Betrachtet man den Diskurs zum Selbstbestimmungsrecht in der russischen Völkerrechtslehre, so lassen sich interessanterweise auch schon vor der Annexion der Krim einige Besonderheiten feststellen. Bis zu einem gewissen Grad können diese Besonderheiten mit einem anhaltenden Erbe der sowjetischen Völkerrechtsdoktrin erklärt werden, so insbesondere die Auffassung, das Selbstbestimmungsrecht beinhalte seiner Konzeption nach ein Recht auf Sezession. Bis 2014 bewegten sich die Positionen dabei mehr oder weniger innerhalb des internationalen Kanons. Dies änderte sich endgültig mit der Annexion der Krim, die es russischen Völkerrechtlern unmöglich machte, dem bisherigen Konsens weiter zu folgen, ohne dabei die Praxis „ihres“ Staates zu kritisieren. An seine Stelle traten rechtfertigende Argumentationen der einflussreichsten russischen Völkerrechtler auf der Grundlage historisch-großrussischer Ansprüche und kreativer Neuinterpretationen des Selbstbestimmungsrechts.

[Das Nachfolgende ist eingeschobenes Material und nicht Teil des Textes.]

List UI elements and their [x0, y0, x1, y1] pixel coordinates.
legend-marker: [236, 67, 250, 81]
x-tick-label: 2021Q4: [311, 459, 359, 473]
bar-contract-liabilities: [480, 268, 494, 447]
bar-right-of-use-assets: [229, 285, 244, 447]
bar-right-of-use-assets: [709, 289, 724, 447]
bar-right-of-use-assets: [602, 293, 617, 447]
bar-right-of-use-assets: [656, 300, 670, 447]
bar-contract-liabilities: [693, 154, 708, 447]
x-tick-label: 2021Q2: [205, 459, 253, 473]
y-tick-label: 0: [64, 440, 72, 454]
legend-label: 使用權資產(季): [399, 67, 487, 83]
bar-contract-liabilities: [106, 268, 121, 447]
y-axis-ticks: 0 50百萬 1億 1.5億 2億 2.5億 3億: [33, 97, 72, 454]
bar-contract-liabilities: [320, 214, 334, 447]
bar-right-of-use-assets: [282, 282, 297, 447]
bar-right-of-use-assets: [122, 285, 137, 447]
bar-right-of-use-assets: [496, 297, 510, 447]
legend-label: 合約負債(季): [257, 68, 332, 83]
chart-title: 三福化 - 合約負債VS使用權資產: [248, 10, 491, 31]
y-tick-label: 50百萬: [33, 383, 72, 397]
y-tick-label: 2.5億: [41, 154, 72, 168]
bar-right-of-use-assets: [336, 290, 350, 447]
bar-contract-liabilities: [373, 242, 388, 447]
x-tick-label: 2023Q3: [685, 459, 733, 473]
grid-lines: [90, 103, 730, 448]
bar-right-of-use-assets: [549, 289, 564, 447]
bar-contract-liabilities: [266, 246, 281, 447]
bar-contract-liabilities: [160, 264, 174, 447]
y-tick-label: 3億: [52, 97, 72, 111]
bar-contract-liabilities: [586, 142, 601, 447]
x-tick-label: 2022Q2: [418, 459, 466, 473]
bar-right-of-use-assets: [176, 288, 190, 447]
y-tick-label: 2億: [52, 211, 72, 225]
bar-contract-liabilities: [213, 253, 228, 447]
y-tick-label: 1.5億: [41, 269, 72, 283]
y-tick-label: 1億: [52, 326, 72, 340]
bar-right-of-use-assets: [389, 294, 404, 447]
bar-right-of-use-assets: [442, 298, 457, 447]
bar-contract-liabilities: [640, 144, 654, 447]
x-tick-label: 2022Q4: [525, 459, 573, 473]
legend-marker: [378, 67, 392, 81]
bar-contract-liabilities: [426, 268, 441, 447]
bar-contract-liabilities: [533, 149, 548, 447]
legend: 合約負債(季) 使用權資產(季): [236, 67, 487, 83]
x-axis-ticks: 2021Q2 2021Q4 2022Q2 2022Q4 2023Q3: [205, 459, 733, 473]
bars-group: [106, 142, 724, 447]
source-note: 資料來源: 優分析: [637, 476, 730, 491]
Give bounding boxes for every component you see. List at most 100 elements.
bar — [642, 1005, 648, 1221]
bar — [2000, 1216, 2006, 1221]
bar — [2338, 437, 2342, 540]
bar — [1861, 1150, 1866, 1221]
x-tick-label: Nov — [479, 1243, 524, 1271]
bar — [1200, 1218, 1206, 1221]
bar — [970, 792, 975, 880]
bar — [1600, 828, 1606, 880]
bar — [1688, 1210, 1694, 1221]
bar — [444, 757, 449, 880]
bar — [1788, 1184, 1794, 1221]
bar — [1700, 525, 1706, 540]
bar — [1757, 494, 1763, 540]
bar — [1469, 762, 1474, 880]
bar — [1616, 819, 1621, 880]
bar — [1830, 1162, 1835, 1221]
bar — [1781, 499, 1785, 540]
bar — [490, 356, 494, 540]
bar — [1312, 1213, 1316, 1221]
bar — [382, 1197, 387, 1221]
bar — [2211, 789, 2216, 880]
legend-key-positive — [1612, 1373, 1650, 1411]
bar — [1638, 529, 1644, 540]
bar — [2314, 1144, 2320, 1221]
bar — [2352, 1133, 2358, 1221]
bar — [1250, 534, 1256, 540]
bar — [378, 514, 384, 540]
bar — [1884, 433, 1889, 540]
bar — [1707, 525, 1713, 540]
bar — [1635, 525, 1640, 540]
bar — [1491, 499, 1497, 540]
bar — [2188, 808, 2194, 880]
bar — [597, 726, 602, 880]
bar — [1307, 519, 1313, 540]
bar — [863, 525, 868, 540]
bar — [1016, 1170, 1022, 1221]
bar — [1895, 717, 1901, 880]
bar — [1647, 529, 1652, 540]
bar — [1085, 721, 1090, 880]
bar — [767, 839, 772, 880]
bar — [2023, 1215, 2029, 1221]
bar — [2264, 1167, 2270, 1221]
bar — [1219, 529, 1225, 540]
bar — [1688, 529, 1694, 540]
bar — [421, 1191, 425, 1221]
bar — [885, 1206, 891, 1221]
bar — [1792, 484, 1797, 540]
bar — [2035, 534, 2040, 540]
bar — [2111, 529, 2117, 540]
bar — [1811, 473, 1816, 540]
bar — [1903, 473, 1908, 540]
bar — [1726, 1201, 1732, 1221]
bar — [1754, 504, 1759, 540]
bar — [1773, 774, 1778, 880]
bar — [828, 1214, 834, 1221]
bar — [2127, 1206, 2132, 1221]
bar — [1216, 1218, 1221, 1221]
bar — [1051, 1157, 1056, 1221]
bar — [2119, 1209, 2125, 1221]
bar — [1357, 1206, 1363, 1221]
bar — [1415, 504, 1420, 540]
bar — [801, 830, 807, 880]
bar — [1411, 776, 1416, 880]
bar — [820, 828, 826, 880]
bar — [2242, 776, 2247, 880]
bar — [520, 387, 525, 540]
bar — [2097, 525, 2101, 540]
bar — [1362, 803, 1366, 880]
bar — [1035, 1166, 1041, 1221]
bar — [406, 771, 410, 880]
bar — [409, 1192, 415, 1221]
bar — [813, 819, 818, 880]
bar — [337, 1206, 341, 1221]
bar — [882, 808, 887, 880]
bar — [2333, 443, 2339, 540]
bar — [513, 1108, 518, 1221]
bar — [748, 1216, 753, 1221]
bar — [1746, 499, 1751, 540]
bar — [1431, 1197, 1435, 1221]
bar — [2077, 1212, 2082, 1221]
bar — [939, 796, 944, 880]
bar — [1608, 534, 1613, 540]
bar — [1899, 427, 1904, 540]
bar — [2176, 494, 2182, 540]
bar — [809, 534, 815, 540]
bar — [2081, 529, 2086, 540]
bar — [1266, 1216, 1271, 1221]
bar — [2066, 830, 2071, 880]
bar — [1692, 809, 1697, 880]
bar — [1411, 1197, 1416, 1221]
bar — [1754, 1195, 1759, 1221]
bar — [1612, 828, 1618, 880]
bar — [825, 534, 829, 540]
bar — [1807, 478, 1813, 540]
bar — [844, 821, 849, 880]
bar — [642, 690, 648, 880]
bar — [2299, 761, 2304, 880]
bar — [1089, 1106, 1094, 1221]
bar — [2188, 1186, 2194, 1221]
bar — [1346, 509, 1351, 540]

Selbstverständlich könnte man vor dem Hintergrund der dargelegten Beispiele Russlands Ansatz gegenüber dem Selbstbestimmungsrecht der Völker auf eine als rechtliche Rhetorik getarnte Machtpolitik reduzieren. Komplexere Einsichten gewinnt man allerdings, wenn man ihn als Ausdruck eines anhaltenden Hegemonialanspruchs im postsowjetischen Raum versteht, der auf nach wie vor bestehenden Vorstellungen über die Notwendigkeit eines Gleichgewichts der Kräfte basiert. Zugespitzt ergibt sich so die Frage, inwieweit dadurch der Universalitätsanspruch des Völkerrechts in Gefahr gerät. Denn für die Auslegung des Selbstbestimmungsrechts und die Frage, welche Rolle in diesem Zusammenhang verwandte völkerrechtliche Konzepte wie territoriale Integrität, Sezession, Referendum oder das Gewaltverbot spielen (sollen), besteht innerhalb und außerhalb Russlands nicht einmal ein Minimalkonsens, der ein gemeinsames Völkerrechtsverständnis ermöglichen würde. Der Weg hin zu einem solchen universellen Referenzrahmen kann nur über ernsthafte Versuche führen, derartige Übersetzungsprobleme unterschiedlicher Völkerrechtsverständnisse zu überbrücken.


Johannes Socher ist wissenschaftlicher Mitarbeiter an der Freien Universität Berlin. Seine Dissertation "Russia and the Right to Self-Determination in the Post-Soviet Space" wurde mit dem Klaus-Mehnert-Preis 2020 ausgezeichnet und erscheint in Kürze bei Oxford University Press.